16th January, 2012
In the latest stage of the review of the CAA which began five years ago, a draft version of a new Civil Aviation Bill was published in November 2011. But key elements of the advice from an independent review of the Authority, which regulates the aviation industry in the UK, are very notably missing.
In 2008, the Pilling review recommended among other changes that “the CAA should be given a general statutory duty in relation to the environment”, together with a “clear policy framework from Government”. Noting that current legislation refers to a role for the CAA in “securing the sound development of the civil air transport industry of the United Kingdom”, he further advised that: “giving the CAA a general role to promote aviation would be incompatible with its duties as a regulator. The CAA is responsible for safeguarding the general public interest, which is broader than the aviation community. I recommend that the Department for Transport propose an amendment to the Civil Aviation Act 1982 to remove the current ambiguity.”
The Government drew up a set of proposals in response to Pilling’s recommendations, including, with the CAA’s support, the introduction of a general environmental duty (but one which, in contrast to Pilling’s recommendation, would not apply to its economic regulation functions). It also proposed a new emphasis on the CAA having primary regard not for the aviation industry, nor for the general public, but for consumers of air travel. AEF responded to a consultation on proposals to update the regulatory framework for aviation in April 2010.
In November 2011, following a change of Government, a summary of responses was published – quoting several passages from our submission – as one of the supporting documents alongside a draft Civil Aviation Bill designed ‘to modernise key elements of the regulatory framework for civil aviation in the UK’. Any reference to a general, high level environmental duty, however, was gone, the only new environmental functions being:
(1) A requirement for the CAA to publish information about the environmental effects of UK aviation, and
(2) An option to publish best practice guidance for the aviation industry on how to limit environmental effects.
In December, the Transport Committee questioned Aviation Minister Theresa Villiers about this, noting that “a Department press release stated that the draft Bill had included a duty to have regard to the environment and local communities and that seems to have disappeared from the content of the Bill”. She responded that: “The inclusion of that duty in the press release was an error. There is no explicit inclusion of a duty to take on board environmental factors…. [T]he Bill would require the CAA to take its decisions on the basis of what is in the interest of passengers…”

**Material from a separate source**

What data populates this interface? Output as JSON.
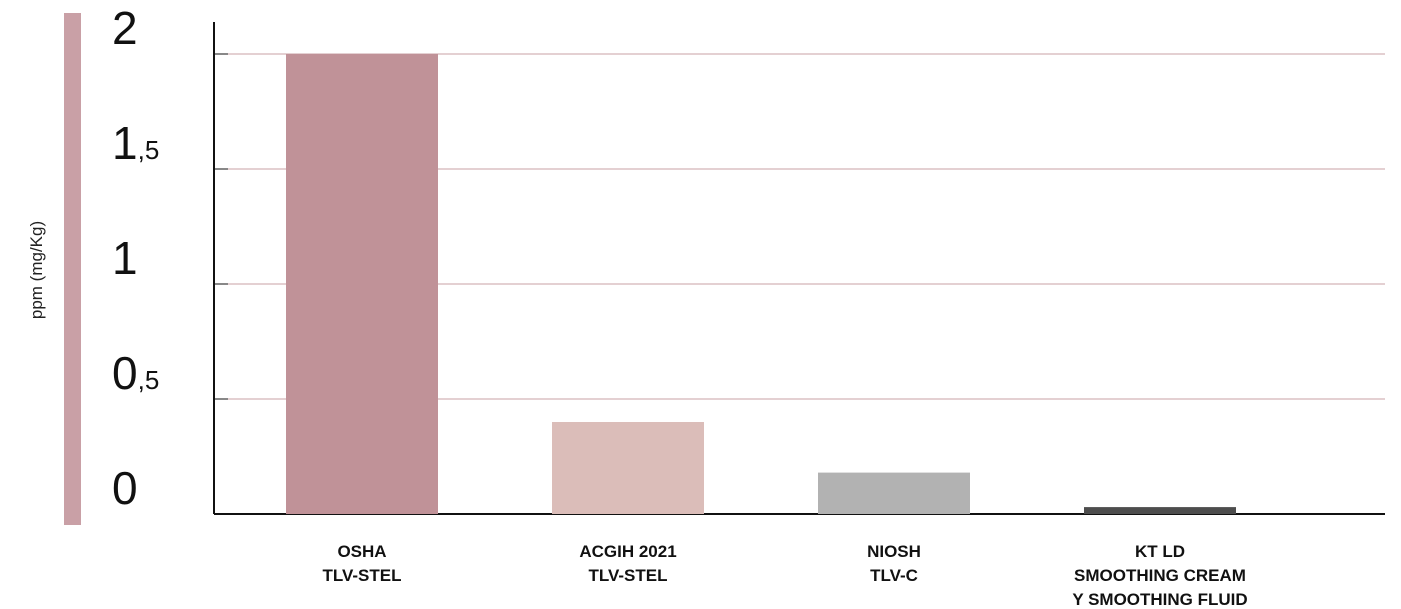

When pressed as to why the duty had been dropped, she said: This Bill is about economic regulation. It is not the right vehicle for delivering a sustainable framework, overall, for aviation…. My point of view is that, for measures which are appropriate to address the impact of flying, they need to be addressed to all airports rather than only to those that happen to need economic regulation.”
AEF supports Pilling’s recommendations that the CAA’s terms of reference should be reformed to give it duties both to safeguard the general public interest and to take account of environmental impacts. In our consultation response in April 2010 we argued that the new environmental duty should encompass all aspects of the CAA’s role, including its economic regulatory functions, and that the proposed new focus for the CAA on consumers rather than on the general public could be to the detriment of people affected by aviation but not flying, such as those living or working in places that are overflown and who may therefore be affected by noise, air pollution and safety impacts.
We are disappointed that, despite our comments having been noted, the draft Civil Aviation Bill, which provides an ideal opportunity to bring the CAA fully up to date, fails not only to make any reference to the needs of the public on the ground, but contains no reference to a general environmental duty for the regulator.
AEF believes that this matters, and will be discussing with other campaigners how we can ensure that regulation of the aviation industry addresses the needs of people and environment, not just business and consumers.